What is the Texas Land Survey System?

The most complex land survey system in the United States is not the Public Land Survey System (PLSS), but is in fact the Texas Land Survey System. The Texas State Line has the most subdivided land properties while the Texas Railroad Districts, which encompasses all of Texas, comes in second in regards to subdivided land properties.

There are many types of surveys which form the Texas Land Survey System. They include:

  • Townships and Sections
  • Blocks
  • League and Labor

There are also stand-alone surveys which, as its name implies, are separate from the Texas Land Survey System.

Only found in the lower portion of Texas, Townships and Sections in the Texas Land Survey System do not include a Range like the PLSS. The choice of section numbers are between 1 and 9999 and can also include fractions, (65.5).

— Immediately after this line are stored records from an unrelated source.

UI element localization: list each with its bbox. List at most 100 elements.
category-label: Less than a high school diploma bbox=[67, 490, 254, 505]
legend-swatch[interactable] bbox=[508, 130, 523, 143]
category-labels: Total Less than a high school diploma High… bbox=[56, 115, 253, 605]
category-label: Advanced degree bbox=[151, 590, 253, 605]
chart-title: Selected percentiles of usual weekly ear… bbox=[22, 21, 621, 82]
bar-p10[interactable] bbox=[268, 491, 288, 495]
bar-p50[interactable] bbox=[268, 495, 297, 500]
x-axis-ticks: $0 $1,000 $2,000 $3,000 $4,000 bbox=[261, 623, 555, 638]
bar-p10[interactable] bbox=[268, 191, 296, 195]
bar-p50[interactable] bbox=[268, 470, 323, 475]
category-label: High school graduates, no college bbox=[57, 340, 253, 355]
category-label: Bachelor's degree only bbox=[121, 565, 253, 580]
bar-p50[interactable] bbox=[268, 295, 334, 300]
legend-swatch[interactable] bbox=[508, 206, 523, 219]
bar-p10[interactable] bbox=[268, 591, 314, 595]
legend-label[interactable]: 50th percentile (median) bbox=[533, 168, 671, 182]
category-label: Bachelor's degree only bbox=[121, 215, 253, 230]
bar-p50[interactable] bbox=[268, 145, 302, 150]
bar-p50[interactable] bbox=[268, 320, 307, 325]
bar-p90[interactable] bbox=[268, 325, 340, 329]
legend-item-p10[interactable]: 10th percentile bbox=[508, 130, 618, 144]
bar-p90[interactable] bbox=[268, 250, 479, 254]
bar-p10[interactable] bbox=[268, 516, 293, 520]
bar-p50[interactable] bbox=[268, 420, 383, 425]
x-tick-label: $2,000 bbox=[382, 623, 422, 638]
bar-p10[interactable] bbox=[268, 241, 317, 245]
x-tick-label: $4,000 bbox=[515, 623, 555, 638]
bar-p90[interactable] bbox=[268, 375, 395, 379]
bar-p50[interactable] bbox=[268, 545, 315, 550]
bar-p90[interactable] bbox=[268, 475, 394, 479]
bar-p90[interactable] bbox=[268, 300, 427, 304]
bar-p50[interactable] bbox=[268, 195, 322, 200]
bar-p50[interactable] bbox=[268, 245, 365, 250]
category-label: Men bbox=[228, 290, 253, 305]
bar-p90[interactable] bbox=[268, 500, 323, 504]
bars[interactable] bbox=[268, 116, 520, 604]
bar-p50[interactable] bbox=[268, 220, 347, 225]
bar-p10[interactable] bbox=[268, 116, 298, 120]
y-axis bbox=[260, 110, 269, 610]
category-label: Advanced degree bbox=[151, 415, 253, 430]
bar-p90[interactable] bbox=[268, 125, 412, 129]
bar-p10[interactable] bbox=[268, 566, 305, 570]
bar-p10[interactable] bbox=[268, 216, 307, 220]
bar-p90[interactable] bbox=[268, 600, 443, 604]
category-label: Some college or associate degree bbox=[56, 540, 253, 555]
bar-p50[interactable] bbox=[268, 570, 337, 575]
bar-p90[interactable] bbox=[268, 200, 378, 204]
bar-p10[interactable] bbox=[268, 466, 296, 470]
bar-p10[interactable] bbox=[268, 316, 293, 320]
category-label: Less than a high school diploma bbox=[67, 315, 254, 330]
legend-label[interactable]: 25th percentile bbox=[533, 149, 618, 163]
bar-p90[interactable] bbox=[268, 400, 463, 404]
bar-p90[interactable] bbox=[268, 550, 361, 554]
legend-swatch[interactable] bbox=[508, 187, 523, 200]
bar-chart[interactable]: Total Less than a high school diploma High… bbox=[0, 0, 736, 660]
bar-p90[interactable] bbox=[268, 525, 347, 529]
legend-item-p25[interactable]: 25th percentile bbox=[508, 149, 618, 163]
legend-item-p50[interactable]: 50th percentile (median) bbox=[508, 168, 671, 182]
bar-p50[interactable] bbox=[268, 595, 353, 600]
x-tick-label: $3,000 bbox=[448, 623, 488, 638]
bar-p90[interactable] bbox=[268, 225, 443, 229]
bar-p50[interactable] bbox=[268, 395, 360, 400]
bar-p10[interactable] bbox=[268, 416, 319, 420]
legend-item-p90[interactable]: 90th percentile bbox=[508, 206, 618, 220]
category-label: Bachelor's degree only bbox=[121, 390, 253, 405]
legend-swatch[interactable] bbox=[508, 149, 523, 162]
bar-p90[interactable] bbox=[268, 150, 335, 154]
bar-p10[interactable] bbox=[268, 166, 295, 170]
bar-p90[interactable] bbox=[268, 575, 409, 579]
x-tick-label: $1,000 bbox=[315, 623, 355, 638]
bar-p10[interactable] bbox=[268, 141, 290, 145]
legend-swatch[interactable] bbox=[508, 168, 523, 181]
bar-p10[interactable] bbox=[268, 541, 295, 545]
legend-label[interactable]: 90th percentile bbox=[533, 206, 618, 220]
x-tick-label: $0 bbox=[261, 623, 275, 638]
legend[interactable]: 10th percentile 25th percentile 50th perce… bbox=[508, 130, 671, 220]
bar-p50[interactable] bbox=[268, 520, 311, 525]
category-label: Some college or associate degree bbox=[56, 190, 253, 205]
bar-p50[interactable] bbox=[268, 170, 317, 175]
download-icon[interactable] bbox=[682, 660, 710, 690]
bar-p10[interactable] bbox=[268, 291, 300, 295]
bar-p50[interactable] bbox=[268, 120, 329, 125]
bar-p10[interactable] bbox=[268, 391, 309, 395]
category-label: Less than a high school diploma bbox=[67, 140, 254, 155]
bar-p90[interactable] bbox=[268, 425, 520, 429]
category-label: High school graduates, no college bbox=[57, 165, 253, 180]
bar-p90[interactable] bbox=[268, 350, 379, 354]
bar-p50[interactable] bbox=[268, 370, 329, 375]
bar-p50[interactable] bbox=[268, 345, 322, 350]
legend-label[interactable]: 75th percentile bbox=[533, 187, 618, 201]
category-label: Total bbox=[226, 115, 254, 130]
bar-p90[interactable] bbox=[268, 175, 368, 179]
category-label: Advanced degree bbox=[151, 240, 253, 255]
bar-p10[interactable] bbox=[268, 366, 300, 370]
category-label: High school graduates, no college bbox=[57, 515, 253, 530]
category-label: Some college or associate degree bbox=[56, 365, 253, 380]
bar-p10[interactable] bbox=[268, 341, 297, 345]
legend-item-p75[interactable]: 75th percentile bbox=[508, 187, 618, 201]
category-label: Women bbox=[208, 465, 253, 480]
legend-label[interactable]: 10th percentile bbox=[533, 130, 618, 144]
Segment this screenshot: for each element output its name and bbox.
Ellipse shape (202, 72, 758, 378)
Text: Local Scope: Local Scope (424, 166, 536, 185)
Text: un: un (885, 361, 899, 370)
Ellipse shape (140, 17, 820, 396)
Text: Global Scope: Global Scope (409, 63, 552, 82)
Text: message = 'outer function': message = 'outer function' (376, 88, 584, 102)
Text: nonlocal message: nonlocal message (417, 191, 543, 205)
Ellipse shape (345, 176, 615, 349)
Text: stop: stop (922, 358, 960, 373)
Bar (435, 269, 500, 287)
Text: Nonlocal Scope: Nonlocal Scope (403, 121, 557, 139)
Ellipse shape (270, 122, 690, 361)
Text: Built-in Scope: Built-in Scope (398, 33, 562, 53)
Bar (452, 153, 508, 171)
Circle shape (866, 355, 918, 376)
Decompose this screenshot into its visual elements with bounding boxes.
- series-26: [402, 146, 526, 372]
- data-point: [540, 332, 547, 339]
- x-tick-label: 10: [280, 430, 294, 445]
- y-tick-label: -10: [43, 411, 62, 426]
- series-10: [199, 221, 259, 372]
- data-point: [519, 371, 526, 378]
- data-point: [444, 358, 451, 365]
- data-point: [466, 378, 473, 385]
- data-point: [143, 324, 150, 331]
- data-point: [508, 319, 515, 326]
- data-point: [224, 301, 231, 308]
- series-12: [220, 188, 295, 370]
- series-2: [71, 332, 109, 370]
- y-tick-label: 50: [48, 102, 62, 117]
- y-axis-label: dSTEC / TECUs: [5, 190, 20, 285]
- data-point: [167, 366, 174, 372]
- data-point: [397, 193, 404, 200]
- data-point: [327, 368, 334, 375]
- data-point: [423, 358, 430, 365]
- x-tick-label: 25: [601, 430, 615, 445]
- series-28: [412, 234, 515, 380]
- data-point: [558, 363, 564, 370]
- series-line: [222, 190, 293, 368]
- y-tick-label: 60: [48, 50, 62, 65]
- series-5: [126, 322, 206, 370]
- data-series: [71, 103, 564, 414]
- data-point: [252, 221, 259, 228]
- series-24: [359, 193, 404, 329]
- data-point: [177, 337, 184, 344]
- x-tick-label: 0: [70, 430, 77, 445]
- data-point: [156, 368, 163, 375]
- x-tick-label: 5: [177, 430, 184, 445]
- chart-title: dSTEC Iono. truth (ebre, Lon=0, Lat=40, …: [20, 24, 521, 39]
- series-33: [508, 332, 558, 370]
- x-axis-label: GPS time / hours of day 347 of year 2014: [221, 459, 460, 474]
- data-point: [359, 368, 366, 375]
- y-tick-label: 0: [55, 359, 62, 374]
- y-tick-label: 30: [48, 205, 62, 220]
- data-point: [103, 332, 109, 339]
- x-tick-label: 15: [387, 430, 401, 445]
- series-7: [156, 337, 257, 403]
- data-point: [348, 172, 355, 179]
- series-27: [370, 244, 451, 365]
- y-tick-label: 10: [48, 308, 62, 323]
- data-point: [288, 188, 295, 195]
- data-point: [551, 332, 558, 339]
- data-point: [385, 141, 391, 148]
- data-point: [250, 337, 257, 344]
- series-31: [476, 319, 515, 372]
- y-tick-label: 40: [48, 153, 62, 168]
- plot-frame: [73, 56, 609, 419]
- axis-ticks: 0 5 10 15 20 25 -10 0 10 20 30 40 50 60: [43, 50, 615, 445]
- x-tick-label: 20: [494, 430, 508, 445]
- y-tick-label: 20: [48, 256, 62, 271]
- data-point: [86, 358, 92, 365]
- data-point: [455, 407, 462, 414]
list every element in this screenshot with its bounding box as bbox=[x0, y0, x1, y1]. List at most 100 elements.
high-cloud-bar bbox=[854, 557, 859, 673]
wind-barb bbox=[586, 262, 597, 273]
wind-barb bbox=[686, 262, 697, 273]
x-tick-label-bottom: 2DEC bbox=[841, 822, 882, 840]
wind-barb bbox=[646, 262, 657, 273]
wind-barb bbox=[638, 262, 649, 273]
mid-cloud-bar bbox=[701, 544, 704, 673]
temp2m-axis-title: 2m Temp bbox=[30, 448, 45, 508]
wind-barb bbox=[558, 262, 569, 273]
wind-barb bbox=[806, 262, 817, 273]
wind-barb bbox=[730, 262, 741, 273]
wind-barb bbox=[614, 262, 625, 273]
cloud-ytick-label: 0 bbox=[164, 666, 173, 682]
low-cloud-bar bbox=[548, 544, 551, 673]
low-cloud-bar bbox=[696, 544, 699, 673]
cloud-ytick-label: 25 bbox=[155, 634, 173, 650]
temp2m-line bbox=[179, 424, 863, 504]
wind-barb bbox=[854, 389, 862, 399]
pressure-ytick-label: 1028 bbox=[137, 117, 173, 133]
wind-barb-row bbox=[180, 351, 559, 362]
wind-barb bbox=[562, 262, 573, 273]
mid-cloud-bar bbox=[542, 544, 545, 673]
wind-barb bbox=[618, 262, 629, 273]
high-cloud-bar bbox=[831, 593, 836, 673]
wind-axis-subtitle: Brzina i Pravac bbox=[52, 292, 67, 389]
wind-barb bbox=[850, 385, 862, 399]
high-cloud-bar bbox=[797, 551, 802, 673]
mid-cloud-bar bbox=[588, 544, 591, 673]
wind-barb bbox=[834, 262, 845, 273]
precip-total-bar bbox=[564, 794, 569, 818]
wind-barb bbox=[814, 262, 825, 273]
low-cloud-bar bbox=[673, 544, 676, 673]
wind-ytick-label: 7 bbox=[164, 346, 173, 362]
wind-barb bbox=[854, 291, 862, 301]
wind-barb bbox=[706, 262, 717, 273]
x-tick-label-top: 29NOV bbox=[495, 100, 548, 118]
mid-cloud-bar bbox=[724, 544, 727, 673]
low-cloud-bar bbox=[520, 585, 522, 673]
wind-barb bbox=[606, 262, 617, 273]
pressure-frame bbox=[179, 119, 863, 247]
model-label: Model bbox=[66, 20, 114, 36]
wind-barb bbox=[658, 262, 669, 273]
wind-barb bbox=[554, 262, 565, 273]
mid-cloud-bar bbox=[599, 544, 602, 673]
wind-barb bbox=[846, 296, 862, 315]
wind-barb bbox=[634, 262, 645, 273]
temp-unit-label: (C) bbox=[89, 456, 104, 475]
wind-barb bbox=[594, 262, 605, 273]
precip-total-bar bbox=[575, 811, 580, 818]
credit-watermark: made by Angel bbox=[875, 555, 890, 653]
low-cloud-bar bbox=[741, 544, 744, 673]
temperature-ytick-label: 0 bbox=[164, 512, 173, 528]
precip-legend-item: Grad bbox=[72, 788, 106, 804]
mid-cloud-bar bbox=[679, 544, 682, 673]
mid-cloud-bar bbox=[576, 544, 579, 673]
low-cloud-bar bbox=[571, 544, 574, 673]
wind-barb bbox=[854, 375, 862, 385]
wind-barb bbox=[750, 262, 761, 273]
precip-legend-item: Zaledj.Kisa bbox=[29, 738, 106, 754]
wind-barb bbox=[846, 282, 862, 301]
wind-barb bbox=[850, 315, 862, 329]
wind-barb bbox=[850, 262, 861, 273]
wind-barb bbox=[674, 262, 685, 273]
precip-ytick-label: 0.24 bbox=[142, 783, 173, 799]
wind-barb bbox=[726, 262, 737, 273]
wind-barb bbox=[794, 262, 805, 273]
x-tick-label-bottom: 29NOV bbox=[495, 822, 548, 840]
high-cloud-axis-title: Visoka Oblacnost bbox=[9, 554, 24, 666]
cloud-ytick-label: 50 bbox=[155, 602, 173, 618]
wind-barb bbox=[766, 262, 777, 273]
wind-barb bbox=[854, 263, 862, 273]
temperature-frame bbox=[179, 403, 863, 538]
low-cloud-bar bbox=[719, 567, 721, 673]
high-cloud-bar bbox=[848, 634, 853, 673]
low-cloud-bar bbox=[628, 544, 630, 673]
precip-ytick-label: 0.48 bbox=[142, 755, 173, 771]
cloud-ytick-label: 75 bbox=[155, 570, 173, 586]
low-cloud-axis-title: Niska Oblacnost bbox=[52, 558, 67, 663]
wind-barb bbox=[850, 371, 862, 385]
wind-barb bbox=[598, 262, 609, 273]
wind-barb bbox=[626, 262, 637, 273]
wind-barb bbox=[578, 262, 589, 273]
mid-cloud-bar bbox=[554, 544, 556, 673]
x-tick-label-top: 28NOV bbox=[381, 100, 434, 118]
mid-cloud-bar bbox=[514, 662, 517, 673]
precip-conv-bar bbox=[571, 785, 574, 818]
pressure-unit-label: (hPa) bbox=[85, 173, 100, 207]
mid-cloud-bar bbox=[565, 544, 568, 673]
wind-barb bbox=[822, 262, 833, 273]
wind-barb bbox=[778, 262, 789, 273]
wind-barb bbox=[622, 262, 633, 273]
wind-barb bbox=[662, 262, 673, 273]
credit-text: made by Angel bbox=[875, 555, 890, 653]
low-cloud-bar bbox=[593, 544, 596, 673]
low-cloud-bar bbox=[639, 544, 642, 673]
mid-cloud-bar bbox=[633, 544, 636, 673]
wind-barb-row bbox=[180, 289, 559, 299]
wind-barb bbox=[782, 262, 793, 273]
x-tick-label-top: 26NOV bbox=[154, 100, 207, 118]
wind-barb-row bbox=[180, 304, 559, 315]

Groups of joined or non-joined subdivided surveyed land are known as Blocks. Found within Blocks are Tracts which are special category numbers. Unlike its name, Blocks for the most part are not restricted to squares or rectangles, but are based on the layout of each survey. This is mainly due to the fact that the original survey lines were drawn before any official boundary was established. This is why Tracts were added into the Block to avoid confusion.

Leagues and Labors:
4428 acres make up a League. A league is subdivided into 25, 177 acre Tracts. These acre Tracts are known as Labors. Leagues can be separate from Labors but there can be no Labors without a League. Like Blocks, Leagues can be conformed into any shape as long as it stays within the specifications described above. Public School Land Grants within the State of Texas use the League and Labor System. The Leagues and Labor System is an offshoot of the original Spanish Metes and Bounds system.